The company contends that not a single Dongria Kondh will be displaced by the mining. It also says that of the 672.018 hectares of forest land allotted for mining, 390.25 hectares will be used for mining and auxiliary facilities.

However, the main concern of the local people, as that of environmentalists, is that the mining of bauxite at the hilltop on 661 hectares would lead to the drying up of the dozens of streams that make Niyamgiri verdant and is also the source of the Vamsadhara River.

With just the Stage 2 environmental clearance from the Ministry of Environment & Forests (MoEF) to be given for mining, Vedanta is skittish about the rising tide of protest. It has successfully negotiated a series of challenges in the Supreme Court despite the court’s own Central Empowered Committee, especially since its image has received a battering after small but high-profile investors pulled funds out of the company in recent weeks, citing concerns about the consequences of mining on the Dongria Kondh. Another blow was a report by Amnesty International which listed several violations by the Lanjigarh refinery and the potential threat to the local community by the mining project.

Vedanta insists that “we have done nothing wrong” and that all its clearances come through “India’s robust regulatory system and have been looked at by the Supreme Court.” The Dongria Kondh rejects these assertions. Ladho  Majhi, a fiery leader from Lakhpadhar village, says the process of consultation with the local community has been a charade from the beginning. “We were never told fully about what was in store for us,” says the bare-chested man who has an axe slung over his shoulder.

The mandatory public hearings on mining activity were a sketchy affair held in early 2003 when the issue was clubbed with the refinery’s proposed captive power plant.
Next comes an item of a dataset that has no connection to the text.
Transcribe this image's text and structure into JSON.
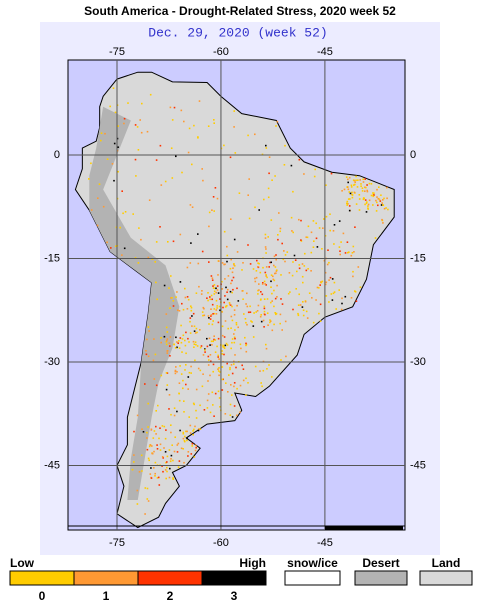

Legal experts say a public hearing is valid only for a period of five years and, therefore, a new hearing will have to be scheduled on mining in Niyamgiri.

The Dongria Kondh have been here for centuries and they have lived well from the richness of the Niyamgiri forest – its fruits and vegetables, its medicinal plants. “Our people know no other life and we will never leave our hill,” he says with finality. Others like Kumti Majhi, head of the Niyamgiri Suraksha Samiti (the association of tribes people to protect the hill), says there will be no let-up in the struggle.

Kumti had brought the woes of his people to international attention in 2007 when he was part of a protest organised outside the offices of Vedanta Resources during its AGM in August of that year.

For Vedanta, the hilltop ceremony is the clearest rebuff yet from the people on whom it claims to have lavished basic facilities that have been missing in the region from roads, bridges, schools, hospitals, drinking water and electricity to sustainable livelihood for the community at large”.

The latest setback is the adverse reports filed last Friday by a three-member fact-finding on the alleged violations of the Forest (Conservation) Act, specially with regard to the rights of the tribal people in the area. The final clearance for mining will be given by the Forest Advisory Committee of MoEF after going through the reports.

But Kumar said one of the reports by Usha Ramanathan of the Centre for the Study of Developing Societies on tribal rights was “biased and should not be considered in view of Ramanathan’s past association with the foreign NGO Amnesty” and because she had “exceeded the terms of reference given by MoEF.”

The fate of the Dongria Kondh and Vedanta’s aluminium project will depend on what the FAC decides in coming days.